Working and wading their way through the holy grail that is the Beatles’ master tapes for over two years, the Martin duo have managed a glorious mishmash of sounds and emotions that pointedly stress that, for all intents and purposes, the music that the Beatles managed to record in their way-too-short recording lifetime, is nothing more or less than a celebration of love itself. Why wouldn’t they be the perfect soundtrack to a performance piece dedicated to celebrating life, love, and the simple joy of having those two things buzzing around together?
In fact, the Martins efforts shine through so beautifully that, well, it leaves me shaking my head and feeling slightly cheated.
The music on this CD, from the sublime melody of the Fab Four’s voices crooning their way through “Because,” to the raucous squeal of guitar slamming into your eardrums as John pleads for righteous change on “Revolution,” to the sublime beauty that is George Harrison singing “While my guitar gently weeps,” it just – well, maybe I’m still not ready to be able to put it all into words.

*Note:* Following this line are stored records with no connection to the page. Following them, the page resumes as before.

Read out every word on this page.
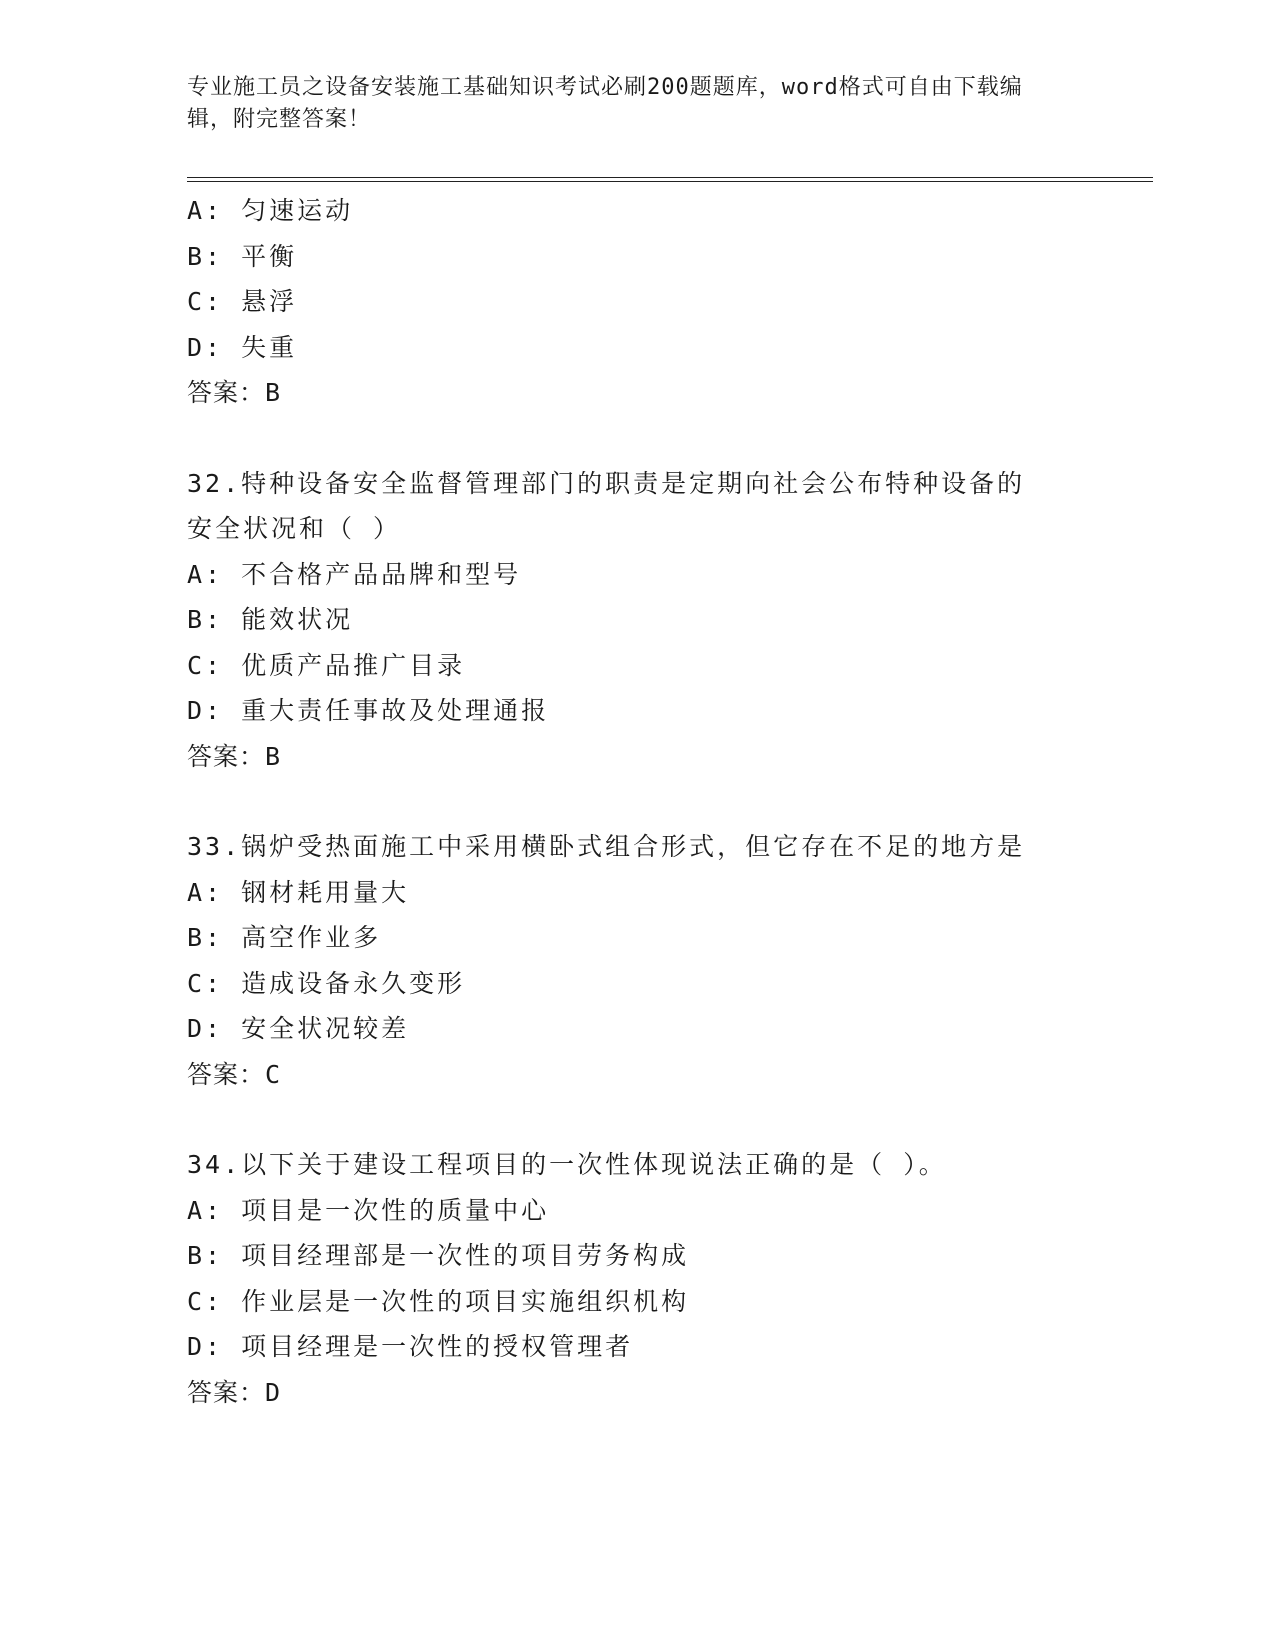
专业施工员之设备安装施工基础知识考试必刷200题题库，word格式可自由下载编辑，附完整答案！
A: 匀速运动
B: 平衡
C: 悬浮
D: 失重
答案：B
32.特种设备安全监督管理部门的职责是定期向社会公布特种设备的安全状况和（ ）
A: 不合格产品品牌和型号
B: 能效状况
C: 优质产品推广目录
D: 重大责任事故及处理通报
答案：B
33.锅炉受热面施工中采用横卧式组合形式，但它存在不足的地方是
A: 钢材耗用量大
B: 高空作业多
C: 造成设备永久变形
D: 安全状况较差
答案：C
34.以下关于建设工程项目的一次性体现说法正确的是（ ）。
A: 项目是一次性的质量中心
B: 项目经理部是一次性的项目劳务构成
C: 作业层是一次性的项目实施组织机构
D: 项目经理是一次性的授权管理者
答案：D
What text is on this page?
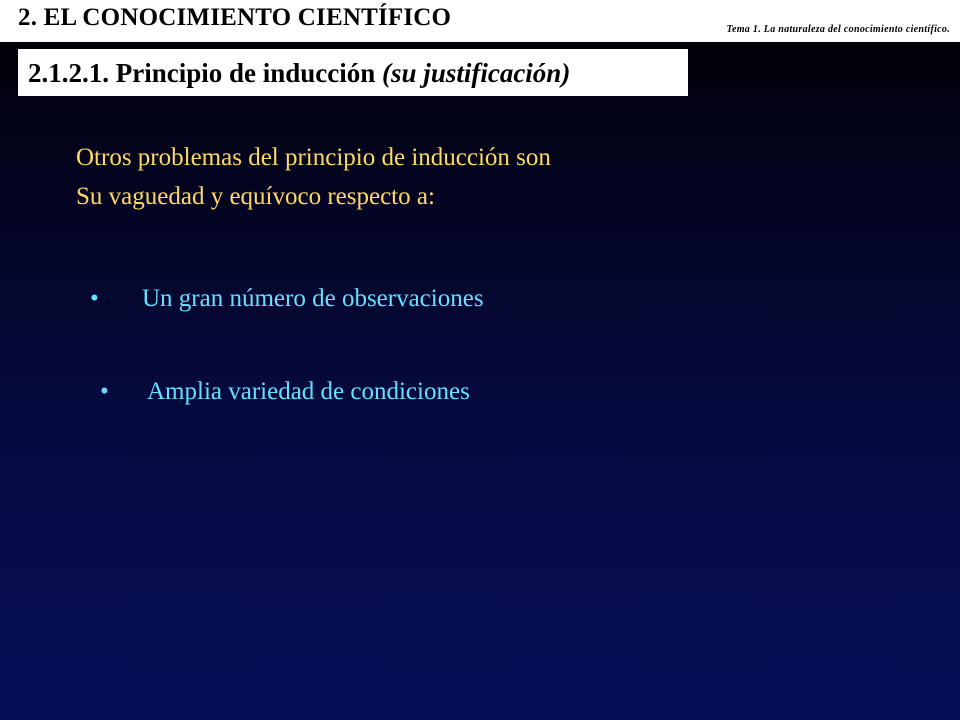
2. EL CONOCIMIENTO CIENTÍFICO	Tema 1. La naturaleza del conocimiento científico.
2.1.2.1. Principio de inducción (su justificación)
Otros problemas del principio de inducción son
Su vaguedad y equívoco respecto a:
• Un gran número de observaciones
• Amplia variedad de condiciones
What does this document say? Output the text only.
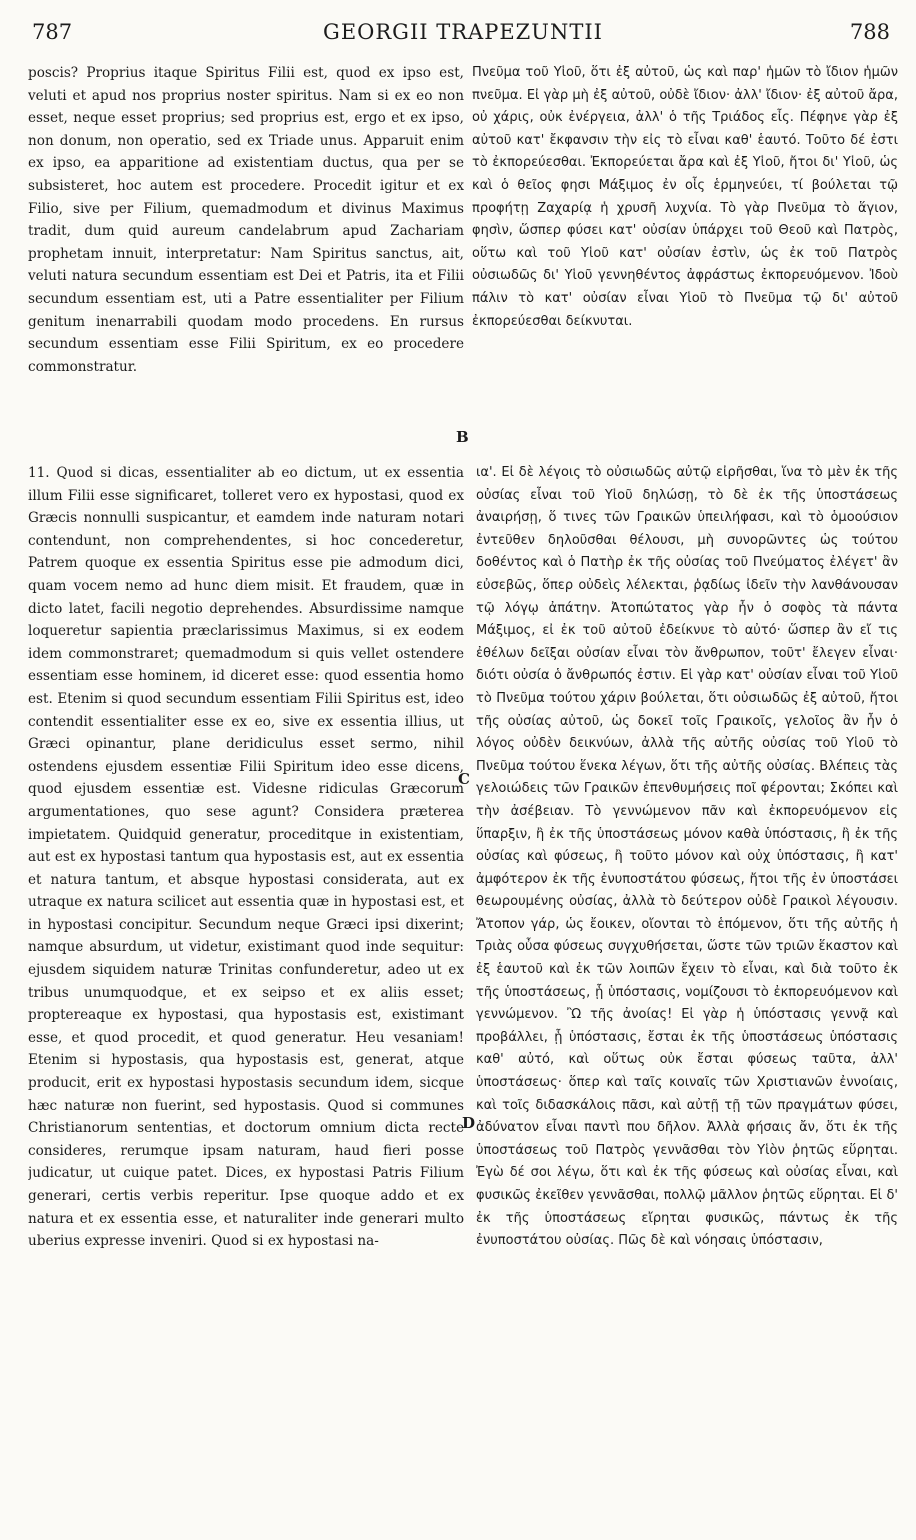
787	GEORGII TRAPEZUNTII	788

poscis? Proprius itaque Spiritus Filii est, quod ex ipso est, veluti et apud nos proprius noster spiritus. Nam si ex eo non esset, neque esset proprius; sed proprius est, ergo et ex ipso, non donum, non operatio, sed ex Triade unus. Apparuit enim ex ipso, ea apparitione ad existentiam ductus, qua per se subsisteret, hoc autem est procedere. Procedit igitur et ex Filio, sive per Filium, quemadmodum et divinus Maximus tradit, dum quid aureum candelabrum apud Zachariam prophetam innuit, interpretatur: Nam Spiritus sanctus, ait, veluti natura secundum essentiam est Dei et Patris, ita et Filii secundum essentiam est, uti a Patre essentialiter per Filium genitum inenarrabili quodam modo procedens. En rursus secundum essentiam esse Filii Spiritum, ex eo procedere commonstratur.

Πνεῦμα τοῦ Υἱοῦ, ὅτι ἐξ αὐτοῦ, ὡς καὶ παρ' ἡμῶν τὸ ἴδιον ἡμῶν πνεῦμα. Εἰ γὰρ μὴ ἐξ αὐτοῦ, οὐδὲ ἴδιον· ἀλλ' ἴδιον· ἐξ αὐτοῦ ἄρα, οὐ χάρις, οὐκ ἐνέργεια, ἀλλ' ὁ τῆς Τριάδος εἷς. Πέφηνε γὰρ ἐξ αὐτοῦ κατ' ἔκφανσιν τὴν εἰς τὸ εἶναι καθ' ἑαυτό. Τοῦτο δέ ἐστι τὸ ἐκπορεύεσθαι. Ἐκπορεύεται ἄρα καὶ ἐξ Υἱοῦ, ἤτοι δι' Υἱοῦ, ὡς καὶ ὁ θεῖος φησι Μάξιμος ἐν οἷς ἑρμηνεύει, τί βούλεται τῷ προφήτῃ Ζαχαρίᾳ ἡ χρυσῆ λυχνία. Τὸ γὰρ Πνεῦμα τὸ ἅγιον, φησὶν, ὥσπερ φύσει κατ' οὐσίαν ὑπάρχει τοῦ Θεοῦ καὶ Πατρὸς, οὕτω καὶ τοῦ Υἱοῦ κατ' οὐσίαν ἐστὶν, ὡς ἐκ τοῦ Πατρὸς οὐσιωδῶς δι' Υἱοῦ γεννηθέντος ἀφράστως ἐκπορευόμενον. Ἰδοὺ πάλιν τὸ κατ' οὐσίαν εἶναι Υἱοῦ τὸ Πνεῦμα τῷ δι' αὐτοῦ ἐκπορεύεσθαι δείκνυται.

B
C
D

11. Quod si dicas, essentialiter ab eo dictum, ut ex essentia illum Filii esse significaret, tolleret vero ex hypostasi, quod ex Græcis nonnulli suspicantur, et eamdem inde naturam notari contendunt, non comprehendentes, si hoc concederetur, Patrem quoque ex essentia Spiritus esse pie admodum dici, quam vocem nemo ad hunc diem misit. Et fraudem, quæ in dicto latet, facili negotio deprehendes. Absurdissime namque loqueretur sapientia præclarissimus Maximus, si ex eodem idem commonstraret; quemadmodum si quis vellet ostendere essentiam esse hominem, id diceret esse: quod essentia homo est. Etenim si quod secundum essentiam Filii Spiritus est, ideo contendit essentialiter esse ex eo, sive ex essentia illius, ut Græci opinantur, plane deridiculus esset sermo, nihil ostendens ejusdem essentiæ Filii Spiritum ideo esse dicens, quod ejusdem essentiæ est. Videsne ridiculas Græcorum argumentationes, quo sese agunt? Considera præterea impietatem. Quidquid generatur, proceditque in existentiam, aut est ex hypostasi tantum qua hypostasis est, aut ex essentia et natura tantum, et absque hypostasi considerata, aut ex utraque ex natura scilicet aut essentia quæ in hypostasi est, et in hypostasi concipitur. Secundum neque Græci ipsi dixerint; namque absurdum, ut videtur, existimant quod inde sequitur: ejusdem siquidem naturæ Trinitas confunderetur, adeo ut ex tribus unumquodque, et ex seipso et ex aliis esset; proptereaque ex hypostasi, qua hypostasis est, existimant esse, et quod procedit, et quod generatur. Heu vesaniam! Etenim si hypostasis, qua hypostasis est, generat, atque producit, erit ex hypostasi hypostasis secundum idem, sicque hæc naturæ non fuerint, sed hypostasis. Quod si communes Christianorum sententias, et doctorum omnium dicta recte consideres, rerumque ipsam naturam, haud fieri posse judicatur, ut cuique patet. Dices, ex hypostasi Patris Filium generari, certis verbis reperitur. Ipse quoque addo et ex natura et ex essentia esse, et naturaliter inde generari multo uberius expresse inveniri. Quod si ex hypostasi na-

ια'. Εἰ δὲ λέγοις τὸ οὐσιωδῶς αὐτῷ εἰρῆσθαι, ἵνα τὸ μὲν ἐκ τῆς οὐσίας εἶναι τοῦ Υἱοῦ δηλώσῃ, τὸ δὲ ἐκ τῆς ὑποστάσεως ἀναιρήσῃ, ὅ τινες τῶν Γραικῶν ὑπειλήφασι, καὶ τὸ ὁμοούσιον ἐντεῦθεν δηλοῦσθαι θέλουσι, μὴ συνορῶντες ὡς τούτου δοθέντος καὶ ὁ Πατὴρ ἐκ τῆς οὐσίας τοῦ Πνεύματος ἐλέγετ' ἂν εὐσεβῶς, ὅπερ οὐδεὶς λέλεκται, ῥᾳδίως ἰδεῖν τὴν λανθάνουσαν τῷ λόγῳ ἀπάτην. Ἀτοπώτατος γὰρ ἦν ὁ σοφὸς τὰ πάντα Μάξιμος, εἰ ἐκ τοῦ αὐτοῦ ἐδείκνυε τὸ αὐτό· ὥσπερ ἂν εἴ τις ἐθέλων δεῖξαι οὐσίαν εἶναι τὸν ἄνθρωπον, τοῦτ' ἔλεγεν εἶναι· διότι οὐσία ὁ ἄνθρωπός ἐστιν. Εἰ γὰρ κατ' οὐσίαν εἶναι τοῦ Υἱοῦ τὸ Πνεῦμα τούτου χάριν βούλεται, ὅτι οὐσιωδῶς ἐξ αὐτοῦ, ἤτοι τῆς οὐσίας αὐτοῦ, ὡς δοκεῖ τοῖς Γραικοῖς, γελοῖος ἂν ἦν ὁ λόγος οὐδὲν δεικνύων, ἀλλὰ τῆς αὐτῆς οὐσίας τοῦ Υἱοῦ τὸ Πνεῦμα τούτου ἕνεκα λέγων, ὅτι τῆς αὐτῆς οὐσίας. Βλέπεις τὰς γελοιώδεις τῶν Γραικῶν ἐπενθυμήσεις ποῖ φέρονται; Σκόπει καὶ τὴν ἀσέβειαν. Τὸ γεννώμενον πᾶν καὶ ἐκπορευόμενον εἰς ὕπαρξιν, ἢ ἐκ τῆς ὑποστάσεως μόνον καθὰ ὑπόστασις, ἢ ἐκ τῆς οὐσίας καὶ φύσεως, ἢ τοῦτο μόνον καὶ οὐχ ὑπόστασις, ἢ κατ' ἀμφότερον ἐκ τῆς ἐνυποστάτου φύσεως, ἤτοι τῆς ἐν ὑποστάσει θεωρουμένης οὐσίας, ἀλλὰ τὸ δεύτερον οὐδὲ Γραικοὶ λέγουσιν. Ἄτοπον γάρ, ὡς ἔοικεν, οἴονται τὸ ἑπόμενον, ὅτι τῆς αὐτῆς ἡ Τριὰς οὖσα φύσεως συγχυθήσεται, ὥστε τῶν τριῶν ἕκαστον καὶ ἐξ ἑαυτοῦ καὶ ἐκ τῶν λοιπῶν ἔχειν τὸ εἶναι, καὶ διὰ τοῦτο ἐκ τῆς ὑποστάσεως, ᾗ ὑπόστασις, νομίζουσι τὸ ἐκπορευόμενον καὶ γεννώμενον. Ὢ τῆς ἀνοίας! Εἰ γὰρ ἡ ὑπόστασις γεννᾷ καὶ προβάλλει, ᾗ ὑπόστασις, ἔσται ἐκ τῆς ὑποστάσεως ὑπόστασις καθ' αὐτό, καὶ οὕτως οὐκ ἔσται φύσεως ταῦτα, ἀλλ' ὑποστάσεως· ὅπερ καὶ ταῖς κοιναῖς τῶν Χριστιανῶν ἐννοίαις, καὶ τοῖς διδασκάλοις πᾶσι, καὶ αὐτῇ τῇ τῶν πραγμάτων φύσει, ἀδύνατον εἶναι παντὶ που δῆλον. Ἀλλὰ φήσαις ἄν, ὅτι ἐκ τῆς ὑποστάσεως τοῦ Πατρὸς γεννᾶσθαι τὸν Υἱὸν ῥητῶς εὕρηται. Ἐγὼ δέ σοι λέγω, ὅτι καὶ ἐκ τῆς φύσεως καὶ οὐσίας εἶναι, καὶ φυσικῶς ἐκεῖθεν γεννᾶσθαι, πολλῷ μᾶλλον ῥητῶς εὕρηται. Εἰ δ' ἐκ τῆς ὑποστάσεως εἴρηται φυσικῶς, πάντως ἐκ τῆς ἐνυποστάτου οὐσίας. Πῶς δὲ καὶ νόησαις ὑπόστασιν,
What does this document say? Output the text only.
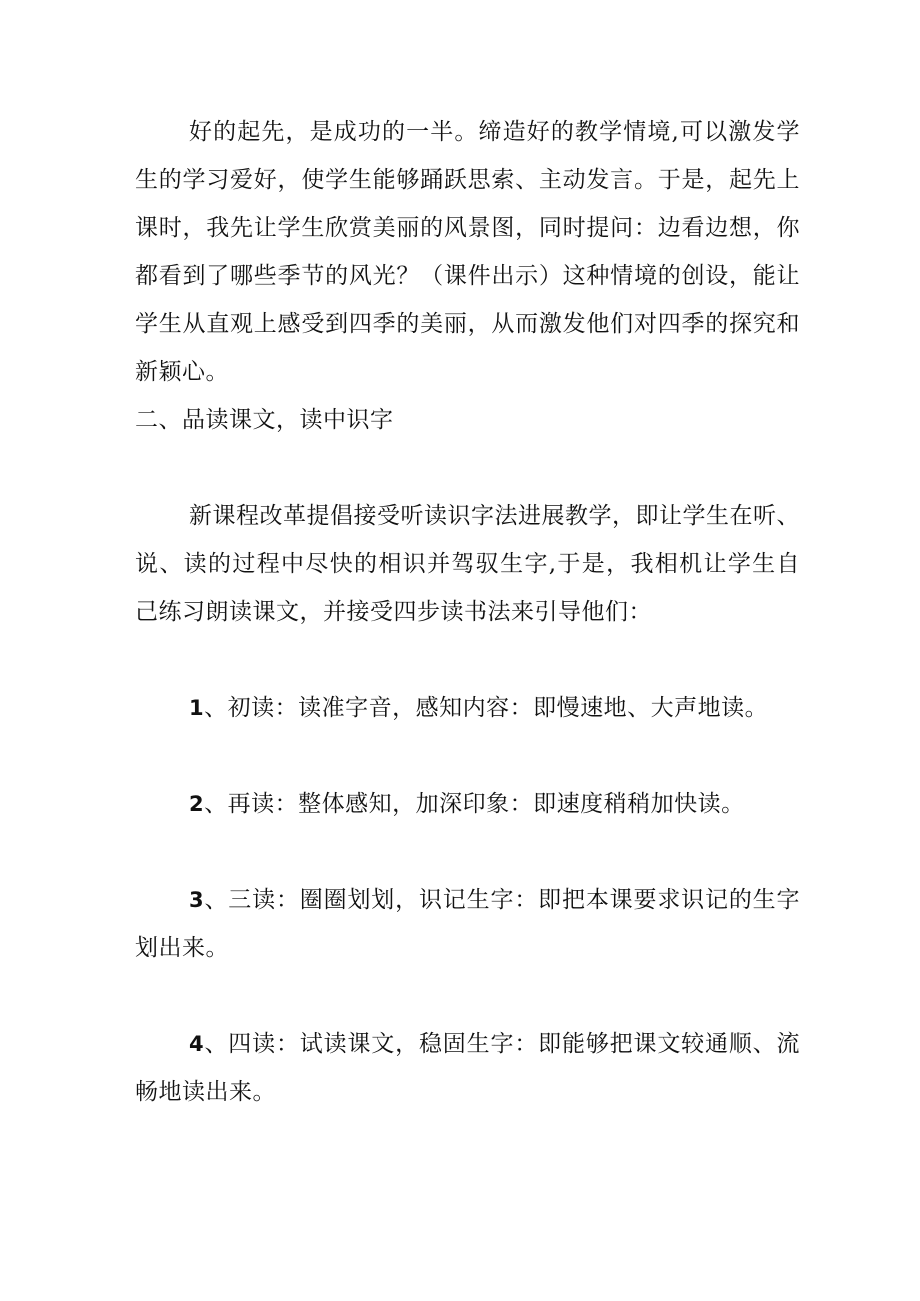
好的起先，是成功的一半。缔造好的教学情境,可以激发学生的学习爱好，使学生能够踊跃思索、主动发言。于是，起先上课时，我先让学生欣赏美丽的风景图，同时提问：边看边想，你都看到了哪些季节的风光？（课件出示）这种情境的创设，能让学生从直观上感受到四季的美丽，从而激发他们对四季的探究和新颖心。

二、品读课文，读中识字

新课程改革提倡接受听读识字法进展教学，即让学生在听、说、读的过程中尽快的相识并驾驭生字,于是，我相机让学生自己练习朗读课文，并接受四步读书法来引导他们：

1、初读：读准字音，感知内容：即慢速地、大声地读。

2、再读：整体感知，加深印象：即速度稍稍加快读。

3、三读：圈圈划划，识记生字：即把本课要求识记的生字划出来。

4、四读：试读课文，稳固生字：即能够把课文较通顺、流畅地读出来。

The music on this CD is so crystal clear and perfect and, most importantly, is armed with the potency of sounding “real” and “current,” and that is simply amazing. t is probably one of the most amazing albums I’ve heard in quite a long while. Having said that, my problem is that it is 2006 and I am only now getting to hear how gorgeous the music of these four men can truly sound on a CD? Why hasn’t there been a thunderous demand for such exquisite remastering on all of their albums?
That would be something that would truly show the world a perfect definition of the word love, as it would allow everyone — both old and new — to fall in love with the Beatles music all over again. Instead of being thought of as “Classic Rock” or “What my father listened to” – wouldn’t it be nice, for those of us too young to have had a chance to fall in love with this music on its first release, to be able to close our eyes and look at the world of our parents through our own ears?
Good grief, look how I’ve rambled. Long story short — this is a gorgeous CD, and one that I heartily recommend. For those of you, unlike me, that have a 5.1 surround sound system in their home, this album is also available in a limited edition that contains the, well, 5.1 version of this album.
I’m not sure my heart could take that, though.